Cousins in Binary Tree II Solution in Python

Problem Description

So, you think you know your family tree? Well, think again! In the world of binary trees, cousins are not just those awkward relatives you see at family reunions. In this problem, we need to find the cousins of a node in a binary tree, but with a twist! Instead of just identifying them, we need to replace each node’s value with the sum of its cousins’ values. Yes, you heard that right! It’s like a family reunion where everyone shares their candy, but only the cousins get to keep the loot!

Imagine you have a family tree where each node represents a family member. The cousins are those who are on the same level but are not siblings. Your task is to replace each node’s value with the sum of its cousins’ values.
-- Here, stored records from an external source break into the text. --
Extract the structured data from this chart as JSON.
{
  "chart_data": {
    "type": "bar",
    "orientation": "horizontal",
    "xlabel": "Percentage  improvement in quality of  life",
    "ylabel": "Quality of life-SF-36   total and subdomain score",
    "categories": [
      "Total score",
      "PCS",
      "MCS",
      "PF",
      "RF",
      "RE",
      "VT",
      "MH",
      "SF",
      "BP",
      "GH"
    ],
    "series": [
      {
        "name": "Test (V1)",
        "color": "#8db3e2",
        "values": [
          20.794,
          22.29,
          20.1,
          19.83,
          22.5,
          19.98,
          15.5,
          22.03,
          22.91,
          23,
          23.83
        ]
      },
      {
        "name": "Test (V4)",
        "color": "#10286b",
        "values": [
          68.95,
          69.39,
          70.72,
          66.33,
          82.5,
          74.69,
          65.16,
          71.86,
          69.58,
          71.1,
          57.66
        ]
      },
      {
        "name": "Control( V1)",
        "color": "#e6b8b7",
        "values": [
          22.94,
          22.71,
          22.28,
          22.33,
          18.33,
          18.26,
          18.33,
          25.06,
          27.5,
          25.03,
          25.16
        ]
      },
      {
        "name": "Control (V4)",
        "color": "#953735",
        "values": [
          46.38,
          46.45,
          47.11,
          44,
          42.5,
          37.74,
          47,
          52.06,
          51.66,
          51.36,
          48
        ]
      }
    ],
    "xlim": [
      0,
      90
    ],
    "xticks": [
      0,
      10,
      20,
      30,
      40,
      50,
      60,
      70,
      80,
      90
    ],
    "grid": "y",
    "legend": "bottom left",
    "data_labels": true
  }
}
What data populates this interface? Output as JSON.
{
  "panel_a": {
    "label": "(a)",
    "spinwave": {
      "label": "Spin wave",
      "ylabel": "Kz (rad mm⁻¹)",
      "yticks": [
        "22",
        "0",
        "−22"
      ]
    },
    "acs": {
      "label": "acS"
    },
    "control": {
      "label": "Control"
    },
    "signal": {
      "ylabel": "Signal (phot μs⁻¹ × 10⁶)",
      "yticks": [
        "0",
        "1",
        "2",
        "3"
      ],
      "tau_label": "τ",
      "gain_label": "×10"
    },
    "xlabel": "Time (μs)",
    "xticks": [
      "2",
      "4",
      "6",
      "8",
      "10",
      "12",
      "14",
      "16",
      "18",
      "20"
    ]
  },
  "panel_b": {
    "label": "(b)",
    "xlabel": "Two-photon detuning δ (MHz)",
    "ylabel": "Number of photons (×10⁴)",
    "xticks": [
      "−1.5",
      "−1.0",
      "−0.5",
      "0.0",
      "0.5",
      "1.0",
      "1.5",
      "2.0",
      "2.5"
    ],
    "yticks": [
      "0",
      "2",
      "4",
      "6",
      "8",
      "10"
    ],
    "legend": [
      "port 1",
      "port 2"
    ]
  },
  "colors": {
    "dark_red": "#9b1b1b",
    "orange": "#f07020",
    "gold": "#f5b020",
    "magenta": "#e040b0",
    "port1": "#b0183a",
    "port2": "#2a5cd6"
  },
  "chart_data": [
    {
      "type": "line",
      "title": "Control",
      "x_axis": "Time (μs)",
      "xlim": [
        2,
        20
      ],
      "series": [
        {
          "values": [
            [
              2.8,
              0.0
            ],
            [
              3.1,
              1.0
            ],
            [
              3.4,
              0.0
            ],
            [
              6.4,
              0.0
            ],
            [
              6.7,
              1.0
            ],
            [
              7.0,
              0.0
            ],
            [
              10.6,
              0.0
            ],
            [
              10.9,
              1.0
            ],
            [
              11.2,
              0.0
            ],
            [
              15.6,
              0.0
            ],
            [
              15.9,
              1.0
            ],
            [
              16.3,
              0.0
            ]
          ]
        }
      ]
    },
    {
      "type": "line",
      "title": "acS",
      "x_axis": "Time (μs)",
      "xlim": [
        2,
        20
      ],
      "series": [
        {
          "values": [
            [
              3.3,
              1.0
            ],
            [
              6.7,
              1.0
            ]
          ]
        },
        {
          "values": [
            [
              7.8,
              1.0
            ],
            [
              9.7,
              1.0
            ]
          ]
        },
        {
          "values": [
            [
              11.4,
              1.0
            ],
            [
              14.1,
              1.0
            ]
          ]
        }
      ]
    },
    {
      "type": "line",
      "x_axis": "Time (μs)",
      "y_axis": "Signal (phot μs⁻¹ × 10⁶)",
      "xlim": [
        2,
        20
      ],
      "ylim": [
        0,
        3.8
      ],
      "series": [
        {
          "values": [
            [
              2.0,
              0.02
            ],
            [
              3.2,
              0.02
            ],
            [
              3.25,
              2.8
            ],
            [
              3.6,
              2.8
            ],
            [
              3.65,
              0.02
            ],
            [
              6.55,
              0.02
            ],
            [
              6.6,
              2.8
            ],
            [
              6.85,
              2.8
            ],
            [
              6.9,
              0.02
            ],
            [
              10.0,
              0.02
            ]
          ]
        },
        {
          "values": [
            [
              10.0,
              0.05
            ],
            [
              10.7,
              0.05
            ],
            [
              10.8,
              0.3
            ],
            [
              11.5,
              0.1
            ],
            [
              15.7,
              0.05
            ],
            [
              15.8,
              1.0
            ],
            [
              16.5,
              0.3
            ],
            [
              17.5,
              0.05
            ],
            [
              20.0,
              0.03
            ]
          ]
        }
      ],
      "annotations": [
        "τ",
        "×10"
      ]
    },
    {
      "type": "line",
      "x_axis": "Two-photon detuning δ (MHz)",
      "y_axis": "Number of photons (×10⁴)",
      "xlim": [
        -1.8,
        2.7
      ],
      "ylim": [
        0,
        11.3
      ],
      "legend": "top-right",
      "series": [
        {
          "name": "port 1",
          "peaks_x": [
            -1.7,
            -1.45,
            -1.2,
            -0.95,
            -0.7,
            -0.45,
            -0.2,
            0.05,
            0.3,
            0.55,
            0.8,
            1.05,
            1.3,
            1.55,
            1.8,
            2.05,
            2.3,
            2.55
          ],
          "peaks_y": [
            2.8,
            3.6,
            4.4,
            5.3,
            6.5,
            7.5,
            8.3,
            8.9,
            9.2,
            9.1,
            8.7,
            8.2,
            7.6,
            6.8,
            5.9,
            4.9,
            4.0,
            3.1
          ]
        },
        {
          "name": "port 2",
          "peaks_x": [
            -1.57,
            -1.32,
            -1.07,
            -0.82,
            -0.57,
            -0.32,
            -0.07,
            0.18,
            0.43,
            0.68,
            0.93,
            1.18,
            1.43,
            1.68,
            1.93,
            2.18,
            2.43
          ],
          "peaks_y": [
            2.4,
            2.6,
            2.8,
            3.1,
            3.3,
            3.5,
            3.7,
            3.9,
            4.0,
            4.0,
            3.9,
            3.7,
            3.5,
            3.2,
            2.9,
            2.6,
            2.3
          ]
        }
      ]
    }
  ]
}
If a node has no cousins, it gets a value of zero.

Code Solution


class Solution:
    def replaceValueInTree(self, root: TreeNode | None) -> TreeNode | None:
        levelSums = []

        def dfs(root: TreeNode | None, level: int) -> None:
            if not root:
                return
            if len(levelSums) == level:
                levelSums.append(0)
            levelSums[level] += root.val
            dfs(root.left, level + 1)
            dfs(root.right, level + 1)

        def replace(
            root: TreeNode | None,
            level: int, curr: TreeNode | None,
        ) -> TreeNode | None:
            nextLevel = level + 1
            nextLevelCousinsSum = (
                (levelSums[nextLevel] if nextLevel < len(levelSums) else 0) -
                (root.left.val if root.left else 0) -
                (root.right.val if root.right else 0))
            if root.left:
                curr.left = TreeNode(nextLevelCousinsSum)
                replace(root.left, level + 1, curr.left)
            if root.right:
                curr.right = TreeNode(nextLevelCousinsSum)
                replace(root.right, level + 1, curr.right)
            return curr

        dfs(root, 0)
        return replace(root, 0, TreeNode(0))

Approach Explanation

The solution employs a depth-first search (DFS) strategy to traverse the binary tree. First, we calculate the sum of values at each level of the tree using the dfs function. This gives us a list of sums for each level, which we store in levelSums.

Next, we use another function, replace, to traverse the tree again and replace each node's value with the sum of its cousins' values. We calculate the cousin sum by subtracting the values of the current node's children from the total sum of the next level. This ensures that we only consider the cousins and not the siblings.

Time and Space Complexity

Complexity Type	Complexity
Time Complexity	O(N), where N is the number of nodes in the binary tree.
Space Complexity	O(H), where H is the height of the tree.

Real-World Example

Think of a family reunion where each cousin brings a different dish. If one cousin brings a pie worth $10 and another brings a cake worth $15, the total value of the cousins' contributions is $25. Now, if you were to replace the value of each cousin with the total value of all the other cousins' contributions, it would be like saying, "Hey, your pie is now worth $15 (the cake) and the cake is worth $10 (the pie)." This is essentially what our algorithm does, but in the binary tree world!